Prashant Veer

Personal information
- Full name: Prashant Ramendra Veer
- Born: 24 November 2005 (age 20) Amethi, Uttar Pradesh, India
- Batting: Left-handed
- Bowling: Left-arm orthodox spin
- Role: All rounder

Domestic team information
- 2023–present: Uttar Pradesh
- 2026–present: Chennai Super Kings

Career statistics
| Competition | FC | T20 |
| Matches | 2 | 9 |
| Runs scored | 7 | 112 |
| Batting average | 3.50 | 28.00 |
| 100s/50s | 0/0 | 0/0 |
| Top score | 6 | 40* |
| Balls bowled | 79 | 186 |
| Wickets | 2 | 12 |
| Bowling average | 14.00 | 16.66 |
| 5 wickets in innings | – | – |
| 10 wickets in match | – | – |
| Best bowling | 2/13 | 3/7 |
| Catches/stumpings | 1/– | 4/– |
- Source: ESPNcricinfo, 22 December 2025

= Prashant Veer =

Indian cricketer (born 2005)

Prashant Ramendra Veer (born 24 November 2005) is an Indian cricketer, who plays as an all rounder.
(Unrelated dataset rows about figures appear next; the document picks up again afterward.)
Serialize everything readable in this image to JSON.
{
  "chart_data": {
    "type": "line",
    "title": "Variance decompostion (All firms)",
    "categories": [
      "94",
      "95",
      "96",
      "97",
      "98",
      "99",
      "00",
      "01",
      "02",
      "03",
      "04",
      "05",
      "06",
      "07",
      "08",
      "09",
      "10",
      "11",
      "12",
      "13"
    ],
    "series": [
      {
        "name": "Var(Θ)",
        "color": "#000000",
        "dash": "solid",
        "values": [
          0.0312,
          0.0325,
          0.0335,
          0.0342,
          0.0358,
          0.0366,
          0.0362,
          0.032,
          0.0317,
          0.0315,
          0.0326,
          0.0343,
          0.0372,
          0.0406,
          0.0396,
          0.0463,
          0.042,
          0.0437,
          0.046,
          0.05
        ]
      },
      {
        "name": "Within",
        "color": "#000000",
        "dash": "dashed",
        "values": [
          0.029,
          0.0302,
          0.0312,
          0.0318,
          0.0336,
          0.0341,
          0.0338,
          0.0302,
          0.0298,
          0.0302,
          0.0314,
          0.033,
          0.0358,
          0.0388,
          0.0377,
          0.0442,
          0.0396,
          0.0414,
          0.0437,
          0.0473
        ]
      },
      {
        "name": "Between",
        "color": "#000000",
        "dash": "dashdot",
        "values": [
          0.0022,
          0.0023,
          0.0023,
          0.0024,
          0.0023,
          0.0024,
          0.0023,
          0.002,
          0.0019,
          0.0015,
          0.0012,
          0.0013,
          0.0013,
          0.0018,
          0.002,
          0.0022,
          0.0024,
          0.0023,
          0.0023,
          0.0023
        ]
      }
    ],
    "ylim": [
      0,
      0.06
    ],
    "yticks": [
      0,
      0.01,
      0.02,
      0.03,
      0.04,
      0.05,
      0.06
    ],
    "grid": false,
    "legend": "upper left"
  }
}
He is a left-handed batter, and a left arm orthodox spin bowler. He represents the Uttar Pradesh cricket team. He made his Twenty20 debut for Uttar Pradesh against Tamil Nadu on 17 October 2023, and his first class debut against Odisha on 25 October 2025.

In the player auction conducted ahead of the 2026 Indian Premier League, he was picked up by the Chennai Super Kings for ₹142 million, the highest ever bid for an uncapped player in the history of the Indian Premier League.